5.3. This Agreement shall be governed by and interpreted, construed, and enforced in accordance with the laws of the State of California, USA, without regard to conflict of law provisions thereof.  The parties agree to venue in the appropriate courts located in Santa Clara County in the State of California. The United Nations Convention on Contracts for the International Sale of Goods will not apply to the Agreement.

5.4. Each party is acting as an independent contractor. This Addendum and any Evaluation Agreement is to be interpreted under Delaware law without regard to the conflicts of law provisions thereof and without regard to the United Nations Convention on Contracts for the International Sale of Goods.  The parties consent to the exclusive jurisdiction and venue of the state and federal courts having within their jurisdiction the location of FOSSA principal place of business.  The prevailing party in any action brought under this Addendum or any Evaluation Agreement will be entitled to recover its costs and expenses, including attorneys’ fees.  In the event that any of the provisions of this Addendum or any Evaluation Agreement  are held to be unenforceable, such provisions shall be limited or eliminated to the minimum extent necessary so that this Addendum and any Evaluation Agreement  shall otherwise remain in full force and effect and enforceable.   

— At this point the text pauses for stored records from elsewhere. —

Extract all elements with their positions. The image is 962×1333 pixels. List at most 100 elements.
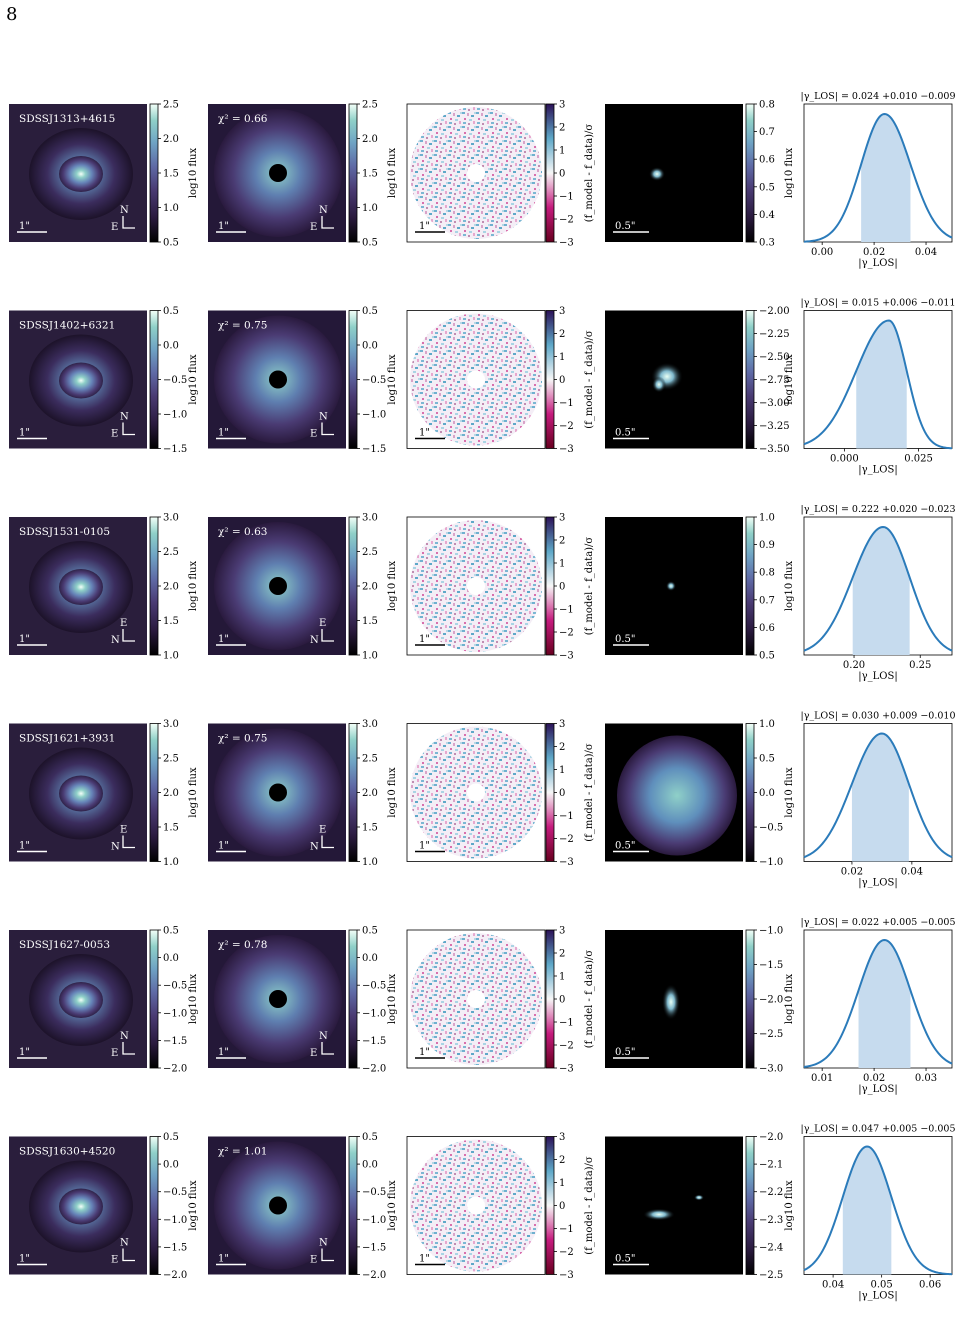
source-blob xyxy=(694,1194,704,1201)
colorbar-tick-label: 0.5 xyxy=(362,1132,378,1143)
scale-bar-label: 1" xyxy=(19,1047,30,1058)
source-colorbar-label: log10 flux xyxy=(784,148,795,199)
colorbar xyxy=(149,310,159,449)
colorbar-tick-label: −1 xyxy=(559,1018,574,1029)
compass-label: E xyxy=(111,429,118,440)
compass-label: E xyxy=(111,1048,118,1059)
x-tick-label: 0.02 xyxy=(863,1073,885,1084)
source-blob xyxy=(666,581,676,591)
colorbar-tick-label: 3 xyxy=(559,926,565,937)
colorbar-tick-label: 1.5 xyxy=(163,169,179,180)
colorbar-tick-label: −2.2 xyxy=(759,1187,783,1198)
colorbar-tick-label: 2 xyxy=(559,949,565,960)
x-axis-label: |γ_LOS| xyxy=(858,671,897,682)
colorbar-tick-label: 0.0 xyxy=(362,953,378,964)
colorbar-tick-label: 3 xyxy=(559,1132,565,1143)
compass-arrows xyxy=(321,216,334,229)
colorbar-tick-label: −1.5 xyxy=(362,444,386,455)
colorbar-tick-label: −3 xyxy=(559,857,574,868)
colorbar-tick-label: −1 xyxy=(559,192,574,203)
lens-name: SDSSJ1402+6321 xyxy=(19,320,115,332)
colorbar xyxy=(545,310,555,449)
compass-label: E xyxy=(310,1255,317,1266)
credible-interval xyxy=(842,1146,892,1275)
posterior-curve xyxy=(803,939,953,1068)
colorbar-tick-label: 0.8 xyxy=(759,568,775,579)
compass-label: N xyxy=(310,842,319,853)
chi2-label: χ² = 0.66 xyxy=(218,113,268,125)
colorbar-tick-label: −2.0 xyxy=(362,1270,386,1281)
gamma-posterior-plot: |γ_LOS| = 0.022 +0.005 −0.005 0.01 0.02 0.0… xyxy=(801,917,956,1095)
chi2-label: χ² = 0.75 xyxy=(218,320,267,332)
colorbar xyxy=(745,929,755,1069)
source-blob xyxy=(652,376,666,393)
colorbar-tick-label: 3.0 xyxy=(163,513,179,524)
colorbar-tick-label: 1.0 xyxy=(163,651,179,662)
colorbar-tick-label: −2.50 xyxy=(759,352,790,363)
scale-bar-label: 1" xyxy=(19,841,30,852)
colorbar xyxy=(745,1136,755,1275)
galaxy-core xyxy=(59,362,103,399)
colorbar xyxy=(745,516,755,656)
credible-interval xyxy=(858,940,911,1068)
galaxy-core xyxy=(59,1188,103,1225)
x-tick-label: 0.25 xyxy=(909,660,931,671)
colorbar-tick-label: 3.0 xyxy=(362,719,378,730)
data-colorbar-label: log10 flux xyxy=(188,1180,199,1231)
lens-name: SDSSJ1531-0105 xyxy=(19,526,110,538)
gamma-posterior-plot: |γ_LOS| = 0.024 +0.010 −0.009 0.00 0.02 0.0… xyxy=(801,91,956,269)
colorbar-tick-label: 1.5 xyxy=(362,616,378,627)
colorbar-tick-label: 0.5 xyxy=(362,306,378,317)
x-tick-label: 0.02 xyxy=(863,247,885,258)
colorbar-tick-label: −1.5 xyxy=(362,1242,386,1253)
gamma-posterior-plot: |γ_LOS| = 0.222 +0.020 −0.023 0.20 0.25 |γ_… xyxy=(801,504,956,682)
colorbar-tick-label: 2.0 xyxy=(362,134,378,145)
compass-label: N xyxy=(319,1238,328,1249)
scale-bar-label: 1" xyxy=(218,1254,229,1265)
source-blob xyxy=(662,984,680,1020)
colorbar xyxy=(149,516,159,656)
x-tick-label: 0.02 xyxy=(841,867,863,878)
colorbar-tick-label: 0.6 xyxy=(759,155,775,166)
scale-bar-label: 0.5" xyxy=(615,428,636,439)
colorbar-tick-label: 0.5 xyxy=(759,754,775,765)
scale-bar-label: 1" xyxy=(19,428,30,439)
colorbar-tick-label: 1 xyxy=(559,765,565,776)
figure-row: SDSSJ1630+45201"NE0.50.0−0.5−1.0−1.5−2.0… xyxy=(9,1124,955,1302)
lens-name: SDSSJ1621+3931 xyxy=(19,733,115,745)
colorbar-tick-label: 3 xyxy=(559,719,565,730)
colorbar-tick-label: 0 xyxy=(559,582,565,593)
scale-bar-label: 0.5" xyxy=(615,1254,636,1265)
colorbar xyxy=(745,310,755,449)
scale-bar-label: 0.5" xyxy=(615,221,636,232)
colorbar-tick-label: 1.0 xyxy=(362,857,378,868)
scale-bar-label: 0.5" xyxy=(615,841,636,852)
colorbar-tick-label: −3 xyxy=(559,238,574,249)
colorbar xyxy=(348,310,358,449)
colorbar-tick-label: −3 xyxy=(559,1064,574,1075)
compass-label: E xyxy=(310,429,317,440)
model-colorbar-label: log10 flux xyxy=(387,767,398,818)
lens-name: SDSSJ1630+4520 xyxy=(19,1146,115,1158)
posterior-curve xyxy=(803,732,953,859)
gamma-posterior-plot: |γ_LOS| = 0.047 +0.005 −0.005 0.04 0.05 0.0… xyxy=(801,1124,956,1302)
colorbar-tick-label: 2.0 xyxy=(362,788,378,799)
scale-bar-label: 1" xyxy=(419,1254,430,1265)
colorbar-tick-label: 0.5 xyxy=(163,238,179,249)
colorbar-tick-label: −1 xyxy=(559,398,574,409)
colorbar-tick-label: −3.00 xyxy=(759,398,790,409)
galaxy-core xyxy=(59,982,103,1018)
gamma-title: |γ_LOS| = 0.030 +0.009 −0.010 xyxy=(801,711,956,722)
colorbar-tick-label: −2.75 xyxy=(759,375,790,386)
compass-label: N xyxy=(120,205,129,216)
colorbar-tick-label: −0.5 xyxy=(163,1187,187,1198)
x-tick-label: 0.00 xyxy=(811,247,833,258)
chi2-label: χ² = 0.63 xyxy=(218,526,267,538)
gamma-title: |γ_LOS| = 0.015 +0.006 −0.011 xyxy=(801,298,956,309)
colorbar-tick-label: −1 xyxy=(559,605,574,616)
compass-label: E xyxy=(319,618,326,629)
colorbar-tick-label: −1.0 xyxy=(759,926,783,937)
colorbar-tick-label: −2 xyxy=(559,1247,574,1258)
compass-label: N xyxy=(120,412,129,423)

5.5.  This Addendum and each Evaluation Agreement entered into subject to this Addendum constitutes the complete and entire agreement of the parties with respect to its subject matter and supersedes any and all previous communications.  No waiver or modification of this Addendum or any Evaluation Agreement will be binding unless in writing and signed by a duly authorized representative of each party and no failure or delay in enforcing any right will be deemed a waiver.  Nothing in this Addendum or any Evaluation Agreement shall restrict the right of FOSSA to engage in any business or provide any software, services, or other products to any customers on any terms.  Nothing herein shall obligate either party to proceed with any transaction between them. This Addendum and any Evaluation Agreement and any amendment hereto or thereto may be executed in counterparts, and electronically scanned or facsimile signatures will have the same effect as original manual signatures.

5.6. Company shall comply with the U.S. Foreign Corrupt Practices Act and all applicable export laws, restrictions and regulations of any U.S. or foreign agency or authority.